VICE-PRINCIPAL TAMBORELLI'S OFC
Ashley Marin: "I can't believe Hanna. It's always something. I need a drink."
New Mrs. Marin: "I can't wait to see you and your daughter get boned on this one."
Tamborelli: "Amusingly enough, I am an African-American man. Mrs. Marin?"
HASTINGS HOUSE OF DEAD GIRL DRYCLEANING
Spencer: "That whole thing with the claim check and the Vivian Darkbloom and all that, what I ended up with was this cute raincoat."
Liars: "That doesn't seem like something Alison would wear, unless it's stained on the side we can't see with somebody's vital juices."
Spencer: "No, it's what Vivian Darkbloom would wear. You guys clearly don't understand the purpose of disguise. Whereas I have been practicing the spycrafts since I was a child."
Aria, verbatim: "Can I touch it?"
Spencer, ditto: "Yeah? It's a raincoat, Aria, it's not a mummy."
Aria immediately finds the clue, a phone number in the pocket, while they discuss this latest of Hanna's many problems.
Spencer: "Uh, obviously let's call it."
Emily: "Okay, stop. Now I feel like we're in a bad place."
Spencer, for real: "We're in my living room, Emily. We are holding a coat."
Emily: "Maybe we should contact the Board and see if we're allowed to touch it."
Questions: First, why wouldn't they call it? Second, why did Alison even come up with Vivian Darkbloom? Third, what were her errands on the occasion that she acted in this capacity?
Objections: One, from Emily, which is that she still thinks the coat is haunted for some reason.

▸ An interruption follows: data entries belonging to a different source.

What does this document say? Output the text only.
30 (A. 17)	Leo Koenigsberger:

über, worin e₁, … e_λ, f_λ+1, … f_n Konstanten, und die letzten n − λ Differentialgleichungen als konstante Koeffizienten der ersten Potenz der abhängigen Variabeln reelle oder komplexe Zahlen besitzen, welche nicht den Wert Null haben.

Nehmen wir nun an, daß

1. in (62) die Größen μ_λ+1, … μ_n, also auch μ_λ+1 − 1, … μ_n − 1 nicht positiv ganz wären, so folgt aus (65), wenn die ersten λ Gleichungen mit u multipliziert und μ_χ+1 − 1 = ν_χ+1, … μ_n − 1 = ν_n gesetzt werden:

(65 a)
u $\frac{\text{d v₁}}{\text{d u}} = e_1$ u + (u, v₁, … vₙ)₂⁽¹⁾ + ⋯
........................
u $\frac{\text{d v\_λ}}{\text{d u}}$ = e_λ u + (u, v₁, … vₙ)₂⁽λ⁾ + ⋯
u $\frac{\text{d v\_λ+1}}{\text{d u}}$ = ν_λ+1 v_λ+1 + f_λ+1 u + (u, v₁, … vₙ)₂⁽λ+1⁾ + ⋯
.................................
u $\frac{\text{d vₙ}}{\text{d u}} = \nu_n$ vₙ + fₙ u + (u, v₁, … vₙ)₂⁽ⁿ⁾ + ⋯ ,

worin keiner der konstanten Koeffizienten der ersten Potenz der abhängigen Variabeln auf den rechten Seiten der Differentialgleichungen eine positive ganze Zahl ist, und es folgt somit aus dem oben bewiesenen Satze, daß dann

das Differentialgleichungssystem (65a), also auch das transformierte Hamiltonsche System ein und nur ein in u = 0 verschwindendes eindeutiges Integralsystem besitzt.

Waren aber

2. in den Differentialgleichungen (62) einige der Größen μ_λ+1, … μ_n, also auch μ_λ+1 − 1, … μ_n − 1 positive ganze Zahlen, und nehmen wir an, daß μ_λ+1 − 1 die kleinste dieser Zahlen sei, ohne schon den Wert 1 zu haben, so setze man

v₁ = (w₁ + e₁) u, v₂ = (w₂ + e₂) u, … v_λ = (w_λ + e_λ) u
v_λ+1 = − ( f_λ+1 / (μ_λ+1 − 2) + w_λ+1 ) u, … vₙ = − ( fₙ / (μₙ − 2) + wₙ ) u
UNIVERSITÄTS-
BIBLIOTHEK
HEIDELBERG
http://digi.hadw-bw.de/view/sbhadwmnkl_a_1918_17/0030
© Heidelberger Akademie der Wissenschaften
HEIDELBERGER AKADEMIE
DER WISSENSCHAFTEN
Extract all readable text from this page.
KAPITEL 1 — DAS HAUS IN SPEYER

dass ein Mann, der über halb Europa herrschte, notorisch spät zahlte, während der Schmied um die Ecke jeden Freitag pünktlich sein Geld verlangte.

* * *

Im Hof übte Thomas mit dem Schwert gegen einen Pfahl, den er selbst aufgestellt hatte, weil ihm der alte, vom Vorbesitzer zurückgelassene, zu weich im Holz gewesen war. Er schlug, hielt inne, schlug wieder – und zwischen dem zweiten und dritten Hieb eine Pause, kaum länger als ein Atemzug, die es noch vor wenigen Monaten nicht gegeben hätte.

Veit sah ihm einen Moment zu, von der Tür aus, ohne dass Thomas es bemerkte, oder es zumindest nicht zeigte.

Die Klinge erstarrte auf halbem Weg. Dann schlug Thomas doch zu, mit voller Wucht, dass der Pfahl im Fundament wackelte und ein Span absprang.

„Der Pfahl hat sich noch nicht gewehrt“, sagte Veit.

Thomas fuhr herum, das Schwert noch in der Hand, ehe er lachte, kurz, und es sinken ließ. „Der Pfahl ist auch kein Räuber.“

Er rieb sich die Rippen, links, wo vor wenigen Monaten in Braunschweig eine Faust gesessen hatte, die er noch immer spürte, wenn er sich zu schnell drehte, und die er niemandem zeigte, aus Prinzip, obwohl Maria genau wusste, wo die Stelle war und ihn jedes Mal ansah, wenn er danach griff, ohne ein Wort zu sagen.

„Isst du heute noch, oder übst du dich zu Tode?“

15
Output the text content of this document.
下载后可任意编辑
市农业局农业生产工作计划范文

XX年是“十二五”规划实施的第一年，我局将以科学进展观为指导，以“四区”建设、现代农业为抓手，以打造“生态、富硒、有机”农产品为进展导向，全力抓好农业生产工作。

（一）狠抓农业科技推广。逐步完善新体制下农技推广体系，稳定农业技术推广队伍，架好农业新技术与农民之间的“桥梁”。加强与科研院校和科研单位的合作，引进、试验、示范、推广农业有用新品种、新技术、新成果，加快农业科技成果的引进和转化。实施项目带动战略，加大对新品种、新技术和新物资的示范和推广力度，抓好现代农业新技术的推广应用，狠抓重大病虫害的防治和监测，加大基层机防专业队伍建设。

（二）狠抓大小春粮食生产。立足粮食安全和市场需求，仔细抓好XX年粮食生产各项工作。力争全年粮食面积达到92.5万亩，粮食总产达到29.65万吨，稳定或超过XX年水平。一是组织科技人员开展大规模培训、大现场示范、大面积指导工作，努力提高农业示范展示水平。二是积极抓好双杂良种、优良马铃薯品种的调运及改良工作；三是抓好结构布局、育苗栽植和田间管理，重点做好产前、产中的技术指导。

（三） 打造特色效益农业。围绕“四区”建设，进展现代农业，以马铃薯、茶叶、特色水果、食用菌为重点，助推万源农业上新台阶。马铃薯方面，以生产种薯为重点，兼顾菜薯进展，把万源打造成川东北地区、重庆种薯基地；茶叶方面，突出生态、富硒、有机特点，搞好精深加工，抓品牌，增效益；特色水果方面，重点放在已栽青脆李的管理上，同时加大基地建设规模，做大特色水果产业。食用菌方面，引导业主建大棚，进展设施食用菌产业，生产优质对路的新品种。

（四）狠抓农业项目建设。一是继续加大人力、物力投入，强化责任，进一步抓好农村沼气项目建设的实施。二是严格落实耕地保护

Spencer: "It's probably easier to find out whom Alison was calling when she called this number by actually calling it rather than, say, hiring the fat lady with the tube top at the farmer's market who's gonna tell you your fortune..."
Emily: "I'm not scared!"
Aria: "Okay, but that lady with the tube top makes really good apple butter."
Liars: "Dating a gay teen in a Fight Club has made you kind of awesome."
Aria: "No, you know what it is? I'm talking about something other than fucking Ezra Fitz."